After removing access controls, it effectively means AllPermission is
granted to every authenticated user (and in our case service). Any
access controls that we create at a higher level, can be circumvented
by the lack of lower level access controls. So the only access control
is authentication.
We have no desire or want to instrument the jvm, we have been advised
that this is the new way to implement access controls by OpenJDK, it's
simply that we want to continue to support future versions of Java and
cannot do so without access controls. Our software has been designed
with and depends on access controls.
Java has had access controls for 24 years, we couldn't foresee that it
would be removed in a breaking manner in such a short time frame.

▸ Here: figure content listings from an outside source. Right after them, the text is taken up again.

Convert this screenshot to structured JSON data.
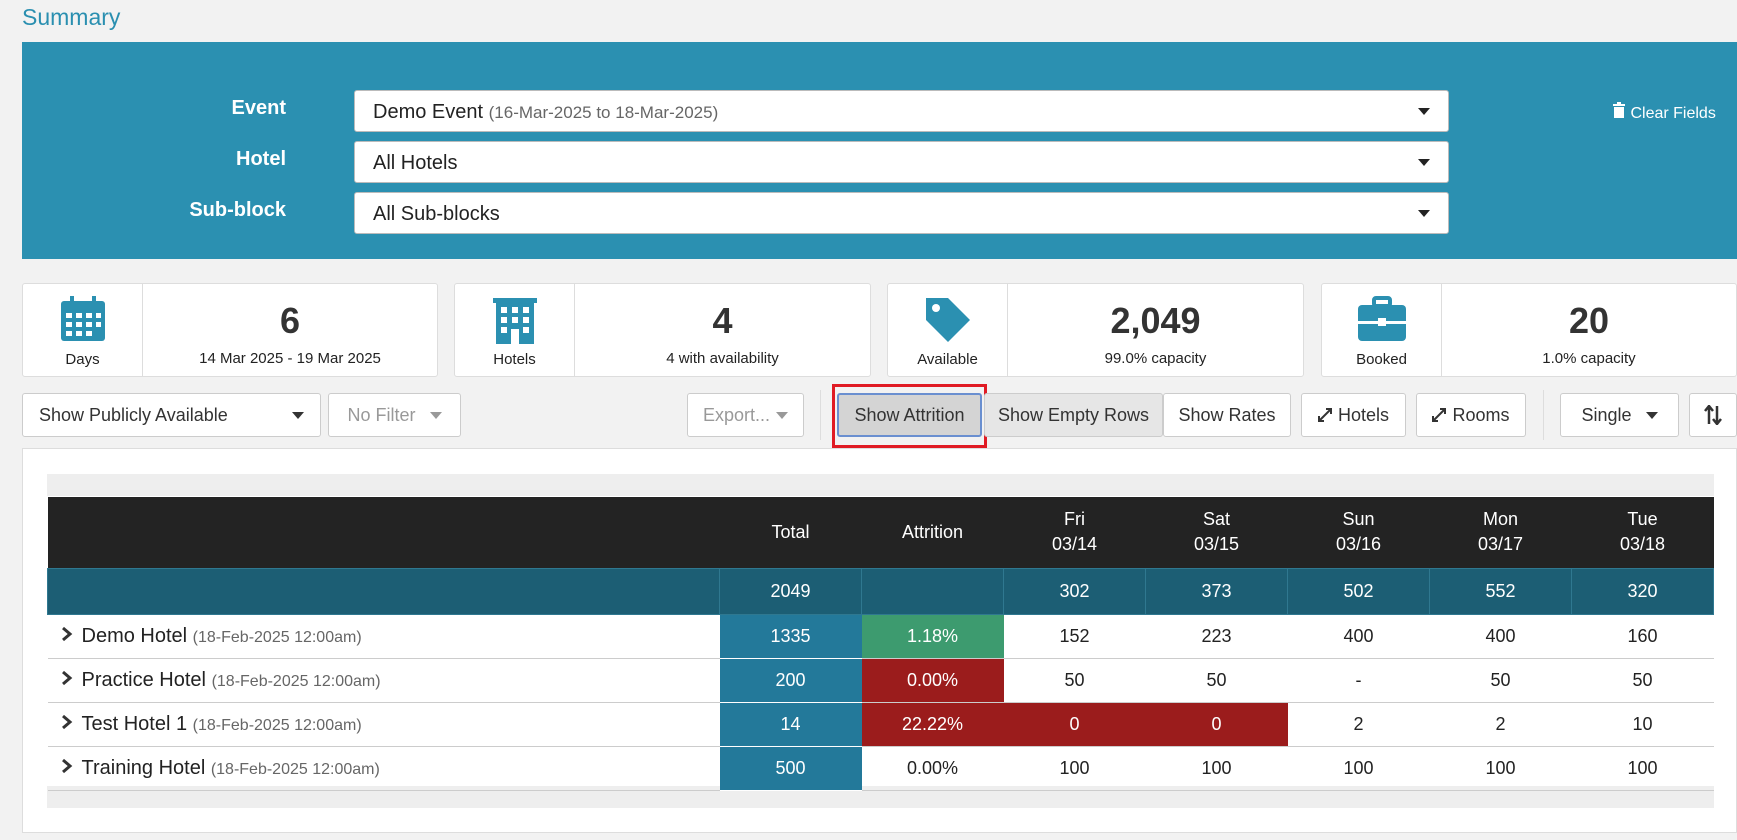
{
  "page": {
    "title": "Summary"
  },
  "filters": {
    "clear": "Clear Fields",
    "fields": [
      {
        "label": "Event",
        "value": "Demo Event",
        "detail": "(16-Mar-2025 to 18-Mar-2025)"
      },
      {
        "label": "Hotel",
        "value": "All Hotels"
      },
      {
        "label": "Sub-block",
        "value": "All Sub-blocks"
      }
    ]
  },
  "stats": [
    {
      "label": "Days",
      "value": "6",
      "detail": "14 Mar 2025 - 19 Mar 2025"
    },
    {
      "label": "Hotels",
      "value": "4",
      "detail": "4 with availability"
    },
    {
      "label": "Available",
      "value": "2,049",
      "detail": "99.0% capacity"
    },
    {
      "label": "Booked",
      "value": "20",
      "detail": "1.0% capacity"
    }
  ],
  "toolbar": {
    "availability": "Show Publicly Available",
    "filter": "No Filter",
    "export": "Export...",
    "attrition": "Show Attrition",
    "empty_rows": "Show Empty Rows",
    "rates": "Show Rates",
    "hotels": "Hotels",
    "rooms": "Rooms",
    "mode": "Single"
  },
  "table": {
    "headers": {
      "total": "Total",
      "attrition": "Attrition",
      "days": [
        {
          "day": "Fri",
          "date": "03/14"
        },
        {
          "day": "Sat",
          "date": "03/15"
        },
        {
          "day": "Sun",
          "date": "03/16"
        },
        {
          "day": "Mon",
          "date": "03/17"
        },
        {
          "day": "Tue",
          "date": "03/18"
        }
      ]
    },
    "totals": {
      "total": 2049,
      "days": [
        302,
        373,
        502,
        552,
        320
      ]
    },
    "rows": [
      {
        "name": "Demo Hotel",
        "date": "(18-Feb-2025 12:00am)",
        "total": 1335,
        "attrition": "1.18%",
        "days": [
          152,
          223,
          400,
          400,
          160
        ]
      },
      {
        "name": "Practice Hotel",
        "date": "(18-Feb-2025 12:00am)",
        "total": 200,
        "attrition": "0.00%",
        "days": [
          50,
          50,
          "-",
          50,
          50
        ]
      },
      {
        "name": "Test Hotel 1",
        "date": "(18-Feb-2025 12:00am)",
        "total": 14,
        "attrition": "22.22%",
        "days": [
          0,
          0,
          2,
          2,
          10
        ]
      },
      {
        "name": "Training Hotel",
        "date": "(18-Feb-2025 12:00am)",
        "total": 500,
        "attrition": "0.00%",
        "days": [
          100,
          100,
          100,
          100,
          100
        ]
      }
    ]
  }
}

Remember how long Thread.stop and similar bad api's remained in
deprecated form?
https://bugs.java.com/bugdatabase/view_bug.do?bug_id=JDK-8204243
This isn't something we wanted or planned to do, it's a task that has
been created for us and we have few resources to address it.
Regards,
Peter.
On 28/04/2022 3:37 am, Martin Balao wrote:
David,
I understand the reasons behind seeing authorization checks at the
runtime layer as something that just adds, without any harm in the
worst case (all of this putting the maintenance cost and other
arguments aside.)
My concern is more about the general security principles underpinning
the idea. We will probably agree that half-barriers are not barriers,
and might cause a false sense of security. If we have authorization
checks at the runtime level, they must be comprehensive, coherent and
well-maintained. Their availability suggests that mixing high-level
checks with runtime-level ones can be part of a good security design
in modern application development. For the reasons that we've been
discussing, I'm not convinced of that. And even when subtle, I prefer
the runtime not to make the suggestion. If you still want it, you can
go ahead with instrumentation; but it's clear that for the runtime
developers that is a workaround and not a desirable security design.
What I mean by splitting responsibility is that application
developers can use a mix of high and low level checks, at different
layers, with more complexity. As Sean said, letting the unauthorized
user to move towards the edge of the action is more risky. We can
lose sight of workarounds and holes with the additional attack
surface and complexity that comes at a lower layer. What I want to
stress is the value of clarity, simplicity and division of
responsibilities as a general security principle.